Cabinet Office minister, Francis Maude, said: “For too long, government has wasted vast amounts of money on ineffective and duplicate IT systems. We need to ensure that frontline services have the tools to do their job to deliver effective public services.

"We will cut out duplication and wastage by sharing more of our assets across government and using common systems.

"We will end the oligopoly of big business supplying government IT by breaking down contracts into smaller, more flexible projects. This will open up the market to SMEs and new providers."

In the ICT strategy, the government commits to:

  • reduce the cost of using data centres by 35% over five years – cutting their carbon footprint
  • move away from big bang solutions delivered by the same large suppliers to a greater number of smaller and agile projects
  • publish details of government contracts and reduce bureaucracy and costs, so that new providers and SMEs have the opportunity to win government ICT contracts
  • share and reuse ICT solutions and services, via a common ICT infrastructure, an ICT asset register and fully online applications store, to enable the reuse of business applications and components across the public sector
  • enable interoperable ICT by using common and open standards, creating cross-government standards on application programme interfaces and developing a quality assurance ‘kite mark’ – helping to open up new innovative services from a diverse range of providers.
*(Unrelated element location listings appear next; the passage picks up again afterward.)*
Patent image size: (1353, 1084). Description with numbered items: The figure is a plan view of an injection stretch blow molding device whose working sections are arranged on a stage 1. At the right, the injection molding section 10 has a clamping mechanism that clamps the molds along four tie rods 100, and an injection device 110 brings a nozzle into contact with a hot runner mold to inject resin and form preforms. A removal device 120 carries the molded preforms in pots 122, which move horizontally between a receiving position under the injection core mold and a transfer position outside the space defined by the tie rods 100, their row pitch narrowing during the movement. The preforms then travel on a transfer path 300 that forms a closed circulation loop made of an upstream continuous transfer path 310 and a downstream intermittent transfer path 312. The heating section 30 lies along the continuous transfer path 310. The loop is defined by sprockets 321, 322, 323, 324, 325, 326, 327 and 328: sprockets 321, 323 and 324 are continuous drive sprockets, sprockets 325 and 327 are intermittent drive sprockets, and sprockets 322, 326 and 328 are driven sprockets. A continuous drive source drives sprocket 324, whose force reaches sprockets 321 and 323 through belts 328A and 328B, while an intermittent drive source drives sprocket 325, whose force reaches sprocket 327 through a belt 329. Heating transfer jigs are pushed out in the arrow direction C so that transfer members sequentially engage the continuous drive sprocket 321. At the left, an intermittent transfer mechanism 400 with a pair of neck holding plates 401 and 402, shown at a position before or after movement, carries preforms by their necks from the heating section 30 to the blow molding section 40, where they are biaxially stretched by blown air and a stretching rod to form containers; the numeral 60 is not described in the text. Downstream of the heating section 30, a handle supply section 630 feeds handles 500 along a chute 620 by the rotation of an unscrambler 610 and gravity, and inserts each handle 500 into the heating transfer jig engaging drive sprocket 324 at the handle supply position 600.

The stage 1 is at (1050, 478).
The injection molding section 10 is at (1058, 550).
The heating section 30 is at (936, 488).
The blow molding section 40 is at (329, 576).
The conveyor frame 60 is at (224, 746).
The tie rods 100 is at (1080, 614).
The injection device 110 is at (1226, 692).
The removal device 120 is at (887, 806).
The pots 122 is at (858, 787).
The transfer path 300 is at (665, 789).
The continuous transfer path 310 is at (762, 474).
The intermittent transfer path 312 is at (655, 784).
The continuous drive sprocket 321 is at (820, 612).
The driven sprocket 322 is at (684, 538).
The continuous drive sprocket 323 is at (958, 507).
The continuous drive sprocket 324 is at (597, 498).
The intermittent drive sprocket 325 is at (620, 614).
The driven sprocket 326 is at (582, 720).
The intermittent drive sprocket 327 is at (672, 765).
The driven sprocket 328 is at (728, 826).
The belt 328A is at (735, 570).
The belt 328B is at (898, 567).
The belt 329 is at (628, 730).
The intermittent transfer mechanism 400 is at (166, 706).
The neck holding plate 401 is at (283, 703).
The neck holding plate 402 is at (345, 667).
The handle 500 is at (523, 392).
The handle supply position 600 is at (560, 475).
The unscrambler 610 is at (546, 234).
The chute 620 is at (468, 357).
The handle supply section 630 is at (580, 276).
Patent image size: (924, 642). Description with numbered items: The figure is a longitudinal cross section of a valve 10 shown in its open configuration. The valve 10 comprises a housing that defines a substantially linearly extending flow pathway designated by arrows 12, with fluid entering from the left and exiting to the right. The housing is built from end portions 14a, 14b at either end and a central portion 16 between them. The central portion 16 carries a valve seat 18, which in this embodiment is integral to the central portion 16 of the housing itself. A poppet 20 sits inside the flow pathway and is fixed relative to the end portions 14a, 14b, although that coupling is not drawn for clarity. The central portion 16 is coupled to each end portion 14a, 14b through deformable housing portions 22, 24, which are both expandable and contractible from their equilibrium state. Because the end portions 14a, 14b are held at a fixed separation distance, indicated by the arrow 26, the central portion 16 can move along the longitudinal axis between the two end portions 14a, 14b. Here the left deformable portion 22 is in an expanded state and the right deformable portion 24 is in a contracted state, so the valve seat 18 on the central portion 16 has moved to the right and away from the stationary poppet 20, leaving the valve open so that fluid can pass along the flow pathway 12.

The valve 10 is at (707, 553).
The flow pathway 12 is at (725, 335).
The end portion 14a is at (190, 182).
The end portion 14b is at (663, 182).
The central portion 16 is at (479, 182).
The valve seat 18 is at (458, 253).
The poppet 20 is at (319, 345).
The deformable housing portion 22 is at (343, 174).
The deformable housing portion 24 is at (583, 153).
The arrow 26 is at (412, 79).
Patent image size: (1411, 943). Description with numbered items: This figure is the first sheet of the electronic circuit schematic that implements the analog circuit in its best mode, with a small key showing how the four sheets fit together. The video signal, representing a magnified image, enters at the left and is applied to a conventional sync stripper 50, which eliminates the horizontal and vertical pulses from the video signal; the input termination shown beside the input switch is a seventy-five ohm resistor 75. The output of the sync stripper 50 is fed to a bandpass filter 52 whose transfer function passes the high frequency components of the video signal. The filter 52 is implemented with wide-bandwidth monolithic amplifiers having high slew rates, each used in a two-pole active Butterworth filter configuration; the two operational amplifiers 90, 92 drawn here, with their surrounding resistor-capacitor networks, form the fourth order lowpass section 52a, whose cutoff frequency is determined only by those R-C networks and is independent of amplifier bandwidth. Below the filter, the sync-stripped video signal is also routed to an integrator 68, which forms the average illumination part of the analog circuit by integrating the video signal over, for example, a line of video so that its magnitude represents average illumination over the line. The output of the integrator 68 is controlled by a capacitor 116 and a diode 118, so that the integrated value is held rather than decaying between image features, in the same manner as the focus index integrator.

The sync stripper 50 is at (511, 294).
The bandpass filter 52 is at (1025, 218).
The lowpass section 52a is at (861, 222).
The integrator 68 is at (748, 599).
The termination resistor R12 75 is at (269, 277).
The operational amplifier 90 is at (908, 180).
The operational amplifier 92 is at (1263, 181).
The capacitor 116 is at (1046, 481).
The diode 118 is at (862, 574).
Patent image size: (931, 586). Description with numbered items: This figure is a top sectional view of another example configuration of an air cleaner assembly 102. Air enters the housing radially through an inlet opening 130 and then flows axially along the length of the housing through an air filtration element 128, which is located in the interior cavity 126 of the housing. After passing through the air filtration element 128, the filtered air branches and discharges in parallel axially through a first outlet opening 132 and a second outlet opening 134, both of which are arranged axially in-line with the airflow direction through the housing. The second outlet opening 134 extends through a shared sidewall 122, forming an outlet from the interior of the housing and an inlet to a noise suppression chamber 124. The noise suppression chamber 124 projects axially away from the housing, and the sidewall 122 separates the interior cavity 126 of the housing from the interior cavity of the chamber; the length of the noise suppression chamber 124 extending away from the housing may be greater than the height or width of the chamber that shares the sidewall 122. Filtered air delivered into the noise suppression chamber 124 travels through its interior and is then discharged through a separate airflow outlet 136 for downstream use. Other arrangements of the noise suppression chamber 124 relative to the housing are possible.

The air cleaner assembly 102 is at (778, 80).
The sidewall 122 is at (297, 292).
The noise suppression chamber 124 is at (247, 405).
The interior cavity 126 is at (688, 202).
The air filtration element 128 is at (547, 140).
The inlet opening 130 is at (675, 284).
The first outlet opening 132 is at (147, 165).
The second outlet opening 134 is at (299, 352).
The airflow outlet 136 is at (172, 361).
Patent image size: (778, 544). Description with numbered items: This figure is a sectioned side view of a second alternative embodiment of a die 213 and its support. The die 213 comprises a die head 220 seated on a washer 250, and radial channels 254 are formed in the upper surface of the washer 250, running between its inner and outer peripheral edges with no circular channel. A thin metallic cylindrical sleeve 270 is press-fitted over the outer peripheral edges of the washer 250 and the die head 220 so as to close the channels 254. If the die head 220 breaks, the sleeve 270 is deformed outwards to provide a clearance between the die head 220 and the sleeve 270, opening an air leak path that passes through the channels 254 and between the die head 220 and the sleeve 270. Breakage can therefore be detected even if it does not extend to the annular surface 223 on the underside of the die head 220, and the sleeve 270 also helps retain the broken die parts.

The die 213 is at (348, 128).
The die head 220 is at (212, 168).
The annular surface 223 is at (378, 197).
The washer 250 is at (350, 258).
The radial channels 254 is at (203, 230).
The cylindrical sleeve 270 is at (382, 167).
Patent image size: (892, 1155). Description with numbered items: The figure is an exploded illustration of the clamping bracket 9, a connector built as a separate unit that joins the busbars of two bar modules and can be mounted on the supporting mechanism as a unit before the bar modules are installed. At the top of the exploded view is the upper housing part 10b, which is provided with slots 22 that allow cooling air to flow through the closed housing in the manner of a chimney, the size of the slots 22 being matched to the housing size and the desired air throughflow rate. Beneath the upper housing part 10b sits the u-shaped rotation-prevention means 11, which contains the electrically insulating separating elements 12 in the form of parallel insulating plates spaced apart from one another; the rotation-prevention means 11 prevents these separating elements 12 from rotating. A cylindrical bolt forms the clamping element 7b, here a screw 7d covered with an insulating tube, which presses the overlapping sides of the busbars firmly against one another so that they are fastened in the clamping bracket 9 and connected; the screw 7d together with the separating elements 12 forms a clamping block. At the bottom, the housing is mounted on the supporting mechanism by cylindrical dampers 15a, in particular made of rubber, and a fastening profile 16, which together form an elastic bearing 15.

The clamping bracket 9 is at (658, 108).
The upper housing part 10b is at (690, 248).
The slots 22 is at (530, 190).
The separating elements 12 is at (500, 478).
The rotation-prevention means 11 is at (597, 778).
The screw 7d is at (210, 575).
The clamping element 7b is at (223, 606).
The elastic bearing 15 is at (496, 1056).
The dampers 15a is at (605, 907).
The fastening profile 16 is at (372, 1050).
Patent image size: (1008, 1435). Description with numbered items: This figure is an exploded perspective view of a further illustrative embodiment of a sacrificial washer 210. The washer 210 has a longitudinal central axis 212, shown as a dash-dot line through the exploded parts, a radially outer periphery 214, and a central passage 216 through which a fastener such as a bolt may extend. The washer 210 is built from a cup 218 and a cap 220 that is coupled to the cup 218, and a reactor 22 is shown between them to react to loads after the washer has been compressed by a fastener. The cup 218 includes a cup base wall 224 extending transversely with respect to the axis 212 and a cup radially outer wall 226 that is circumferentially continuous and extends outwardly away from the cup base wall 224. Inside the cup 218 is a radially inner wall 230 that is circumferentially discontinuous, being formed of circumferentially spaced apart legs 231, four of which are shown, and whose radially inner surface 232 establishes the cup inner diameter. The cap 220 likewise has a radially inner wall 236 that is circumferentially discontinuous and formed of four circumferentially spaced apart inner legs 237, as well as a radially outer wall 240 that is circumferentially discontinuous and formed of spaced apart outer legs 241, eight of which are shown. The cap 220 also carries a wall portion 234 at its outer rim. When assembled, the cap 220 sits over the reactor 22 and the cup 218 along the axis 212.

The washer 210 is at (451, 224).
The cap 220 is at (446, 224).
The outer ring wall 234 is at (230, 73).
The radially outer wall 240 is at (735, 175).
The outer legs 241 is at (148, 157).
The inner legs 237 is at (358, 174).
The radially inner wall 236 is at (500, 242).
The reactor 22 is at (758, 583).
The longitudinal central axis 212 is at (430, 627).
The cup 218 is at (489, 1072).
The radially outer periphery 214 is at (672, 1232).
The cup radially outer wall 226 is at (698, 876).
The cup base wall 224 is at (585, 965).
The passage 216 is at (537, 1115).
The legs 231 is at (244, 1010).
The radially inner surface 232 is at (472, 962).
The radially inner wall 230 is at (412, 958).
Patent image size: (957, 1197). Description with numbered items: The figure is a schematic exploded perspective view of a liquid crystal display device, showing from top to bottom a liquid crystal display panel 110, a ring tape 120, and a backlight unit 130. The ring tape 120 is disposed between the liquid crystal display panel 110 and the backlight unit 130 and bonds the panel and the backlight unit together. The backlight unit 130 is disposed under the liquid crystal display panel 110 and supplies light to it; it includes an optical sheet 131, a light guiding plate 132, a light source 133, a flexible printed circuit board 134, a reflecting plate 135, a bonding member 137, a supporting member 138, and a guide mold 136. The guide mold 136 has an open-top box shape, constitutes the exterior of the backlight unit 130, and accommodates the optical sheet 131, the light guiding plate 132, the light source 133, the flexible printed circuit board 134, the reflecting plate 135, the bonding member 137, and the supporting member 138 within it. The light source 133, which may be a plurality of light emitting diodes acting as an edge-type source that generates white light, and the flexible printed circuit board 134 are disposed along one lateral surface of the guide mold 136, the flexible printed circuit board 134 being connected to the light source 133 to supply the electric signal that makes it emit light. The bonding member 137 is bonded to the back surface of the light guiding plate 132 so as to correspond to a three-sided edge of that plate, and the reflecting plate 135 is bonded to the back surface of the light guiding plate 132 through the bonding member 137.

The strategy document sets out a delivery timetable for producing results in the next two years.

John Higgins, director-general of Intellect, the UK’s trade body for the IT industry, commented: “UK taxpayers should expect the best from their public services, and this strategy provides a clear direction for how technology can help deliver better services for less.

“We are especially pleased to see that it recognises ICT as an enabler and not just an overhead. By adopting innovative approaches and opening up opportunities to SMEs, social enterprises, charities and other new providers, we will see a dynamic supplier ecosystem and greater benefits to the taxpayer.

“The technology industry is fully behind this strategy and we are committed to working collectively with the government to turn it into reality.”